La huitième législature s’est installée ce jeudi 16 mai 2019, sous la haute surveillance de l’armée et de la police. La tension électorale et postélectorale a profondément divisé les Béninois sur de nouvelles lignes de fracture qui n’avaient jamais existé par le passé.
Les divisions nées de ce vote historique ne sont pourtant pas claires. D’un côté, on note ceux qui soutiennent le gouvernement. Ils identifient le jeu de l’opposition comme attentatoire à l’ordre public. Je suis personnellement de ceux qui pensent qu’en dépit de tout ce qu’on peut lui reprocher, une loi votée et promulguée reste exécutoire, en attendant que de nouvelles dispositions voient le jour. Mais les députés de l’opposition, comptant sur un pseudo-consensus qui n’existe pas en politique, ont choisi de braver lesdites lois, après avoir échoué à se coaliser comme l’exigent les nouvelles lois. L’échec de leurs tentatives d’union, du fait de la guerre des égos et des logos, comme disait Candide Azannaï dans l’une de ses conférences de presse, constitue le point nodal d’une stratégie consistant peu après à diaboliser les lois votées pour permettre aux partis incapables de s’unir d’aller aux élections. Mais on ignore souvent qu’en politique tous les coups sont permis. Le refus de se conformer à la loi a fait prendre du retard à ces partis et permis au pouvoir de profiter des failles béantes que la loi lui donne le droit d’exploiter.
Je me rappelle qu’en 2008, MackySall était encore président de l’Assemblée nationale du Sénégal, lorsque la majorité présidentielle avec laquelle il ne s’entendait plus, avait décidé de réviser la Constitution. Son mandat de président de l’Assemblée avait été ramené de cinq ans à un an, l’obligeant à quitter le perchoir du parlement où il venait de faire justement un an. J’étais à Dakar en avril 2012 lorsqu’il prenait le pouvoir après tant de péripéties. Jamais il n’avait ameuté la foule ou opposé une quelconque résistance à l’application de la loi qui, visiblement, était ciblée contre lui. Ces révisions constitutionnelles successives qu’il était parvenu à présenter comme iniques à l’époque, vont au contraire servir à son inexorable ascension. Il ne saurait en être autrement. La démocratie est par essence la loi de la majorité. En opposant une résistance aveugle à la loi, même inique et arbitraire, l’opposition béninoise s’est trouvée à faire le jeu des extrémistes qui nourrissent toujours le dessein fou de renverser Patrice Talon. Une partie du peuple l’a bien perçu et a vu comment des médias et organismes internationaux ont été manipulés à cette fin.
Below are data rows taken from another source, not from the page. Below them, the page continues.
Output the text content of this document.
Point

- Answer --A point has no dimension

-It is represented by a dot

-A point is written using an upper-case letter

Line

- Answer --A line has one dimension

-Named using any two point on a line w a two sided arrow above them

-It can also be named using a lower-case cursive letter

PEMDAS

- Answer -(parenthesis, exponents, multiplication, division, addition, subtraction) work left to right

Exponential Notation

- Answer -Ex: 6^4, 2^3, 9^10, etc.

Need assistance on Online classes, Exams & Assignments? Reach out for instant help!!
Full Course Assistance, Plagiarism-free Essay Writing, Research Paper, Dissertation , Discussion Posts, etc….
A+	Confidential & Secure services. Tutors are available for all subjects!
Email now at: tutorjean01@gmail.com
Mais d’un autre côté, ceux qui sont convaincus du bien-fondé de la démarche de l’opposition ne comprennent pas comment ce sont seulement les deux partis d’émanation présidentielle qui ont fini par passer entre les mailles des nouvelles réglementations. Ils restent convaincus qu’au ministère de l’Intérieur, des manigances ont eu lieu pour empêcher l’opposition de compétir. Et là encore, peut-être qu’ils ont raison, sauf qu’en dernier ressort le président de la République a fini par demander à tous les camps de s’entendre sur un minimum à l’Assemblée nationale, seule habilité à résoudre la crise. L’opposition n’en a jamais voulu, demandant finalement l’impossible, c’est-à-dire l’abrogation de la loi et le retour aux anciennes dispositions. Il n’y a pas mieux pour des adversaires qui se savent en position de force. La mouvance ne s’est pas fait prier pour aller jusqu’au bout de sa logique. Et l’opposition, empêtrée dans ses propres contradictions et minée par une vision surréaliste du mandat présidentiel, est restée sourde à tous les appels qui lui disaient qu’un président ne peut jamais à lui seul, interférer dans le jeu électoral en annulant le processus ou en le repoussant à sa guise.
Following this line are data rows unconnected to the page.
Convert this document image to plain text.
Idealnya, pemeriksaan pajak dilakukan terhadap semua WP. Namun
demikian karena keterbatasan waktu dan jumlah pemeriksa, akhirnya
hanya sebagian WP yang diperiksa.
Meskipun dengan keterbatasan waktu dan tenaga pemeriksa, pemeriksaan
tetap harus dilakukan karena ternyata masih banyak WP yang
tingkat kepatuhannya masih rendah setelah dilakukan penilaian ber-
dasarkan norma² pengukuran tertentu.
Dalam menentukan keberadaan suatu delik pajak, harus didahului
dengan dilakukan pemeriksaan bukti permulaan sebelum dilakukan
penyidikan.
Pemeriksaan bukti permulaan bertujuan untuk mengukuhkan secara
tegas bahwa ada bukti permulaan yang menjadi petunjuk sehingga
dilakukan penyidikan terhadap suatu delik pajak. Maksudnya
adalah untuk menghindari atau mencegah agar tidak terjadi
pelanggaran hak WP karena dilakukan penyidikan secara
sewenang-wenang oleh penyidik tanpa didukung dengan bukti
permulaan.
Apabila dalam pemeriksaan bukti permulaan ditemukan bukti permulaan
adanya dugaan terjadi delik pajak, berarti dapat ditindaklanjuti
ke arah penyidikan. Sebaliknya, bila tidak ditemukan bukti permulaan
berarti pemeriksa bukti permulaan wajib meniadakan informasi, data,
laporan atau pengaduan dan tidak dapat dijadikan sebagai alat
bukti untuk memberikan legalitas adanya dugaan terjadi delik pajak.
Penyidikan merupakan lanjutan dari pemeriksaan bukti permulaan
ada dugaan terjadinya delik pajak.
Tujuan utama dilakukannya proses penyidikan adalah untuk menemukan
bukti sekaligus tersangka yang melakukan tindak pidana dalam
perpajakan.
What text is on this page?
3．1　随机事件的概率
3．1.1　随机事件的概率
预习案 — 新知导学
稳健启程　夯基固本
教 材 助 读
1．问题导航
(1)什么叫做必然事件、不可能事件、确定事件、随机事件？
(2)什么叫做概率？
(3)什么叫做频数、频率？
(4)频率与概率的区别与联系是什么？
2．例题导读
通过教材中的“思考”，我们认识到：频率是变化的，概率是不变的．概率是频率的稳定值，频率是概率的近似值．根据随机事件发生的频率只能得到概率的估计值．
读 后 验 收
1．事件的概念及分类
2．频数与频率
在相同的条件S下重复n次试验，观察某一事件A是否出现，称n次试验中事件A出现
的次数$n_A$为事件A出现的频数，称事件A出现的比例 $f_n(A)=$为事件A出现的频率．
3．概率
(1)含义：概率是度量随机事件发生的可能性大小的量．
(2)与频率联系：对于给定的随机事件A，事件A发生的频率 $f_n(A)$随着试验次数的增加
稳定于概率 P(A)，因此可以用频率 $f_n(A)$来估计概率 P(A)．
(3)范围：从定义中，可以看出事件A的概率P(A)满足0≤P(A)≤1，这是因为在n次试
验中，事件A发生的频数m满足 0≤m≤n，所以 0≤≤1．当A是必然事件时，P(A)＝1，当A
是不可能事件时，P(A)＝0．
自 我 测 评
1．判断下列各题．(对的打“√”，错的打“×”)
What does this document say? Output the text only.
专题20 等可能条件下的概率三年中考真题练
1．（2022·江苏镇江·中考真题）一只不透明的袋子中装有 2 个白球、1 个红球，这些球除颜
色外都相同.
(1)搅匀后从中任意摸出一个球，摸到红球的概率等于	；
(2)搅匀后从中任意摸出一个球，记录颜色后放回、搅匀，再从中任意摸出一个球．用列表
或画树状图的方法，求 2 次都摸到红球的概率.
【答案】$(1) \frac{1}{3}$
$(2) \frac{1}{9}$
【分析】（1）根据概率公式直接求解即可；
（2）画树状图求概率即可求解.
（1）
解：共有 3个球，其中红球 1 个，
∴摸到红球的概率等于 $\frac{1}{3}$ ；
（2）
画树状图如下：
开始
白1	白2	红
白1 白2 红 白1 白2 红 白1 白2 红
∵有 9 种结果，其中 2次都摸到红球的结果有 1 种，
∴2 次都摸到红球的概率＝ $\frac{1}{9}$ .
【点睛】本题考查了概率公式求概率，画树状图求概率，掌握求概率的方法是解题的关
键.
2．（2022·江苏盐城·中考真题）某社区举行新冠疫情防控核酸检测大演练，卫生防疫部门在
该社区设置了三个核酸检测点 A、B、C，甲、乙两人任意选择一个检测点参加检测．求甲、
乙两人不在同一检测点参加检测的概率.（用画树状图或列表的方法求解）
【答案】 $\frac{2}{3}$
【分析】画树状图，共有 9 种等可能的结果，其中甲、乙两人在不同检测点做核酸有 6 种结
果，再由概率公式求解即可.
Nous sommes finalement arrivés à un carrefour où les divisions sont tranchées. Contrairement aux anciennes divisions sociopolitiques basées sur la région et l’ethnie, les césures actuelles empruntent beaucoup plus à une certaine conception de la politique, encore diffuse certes, mais remarquablement polarisée. Ces divisions pourraient se matérialiser au plan électoral si l’opposition parvient à rebondir comme Macky Sall, en se formalisant selon les nouvelles lois devenues incontournables, pour aller à la conquête du pouvoir, d’abord au plan local et ensuite à l’échelon national. Mais il s’agit forcément d’un défi de restructuration pour une opposition qui peine à s’entendre en son propre sein sur un minimum opératoire.
D’une manière ou d’une autre, la configuration qui s’actualise sous nos yeux s’arrache à l’ethnicisation de la scène politique. Elle a ses propres bénéfices mais aussi ses revers.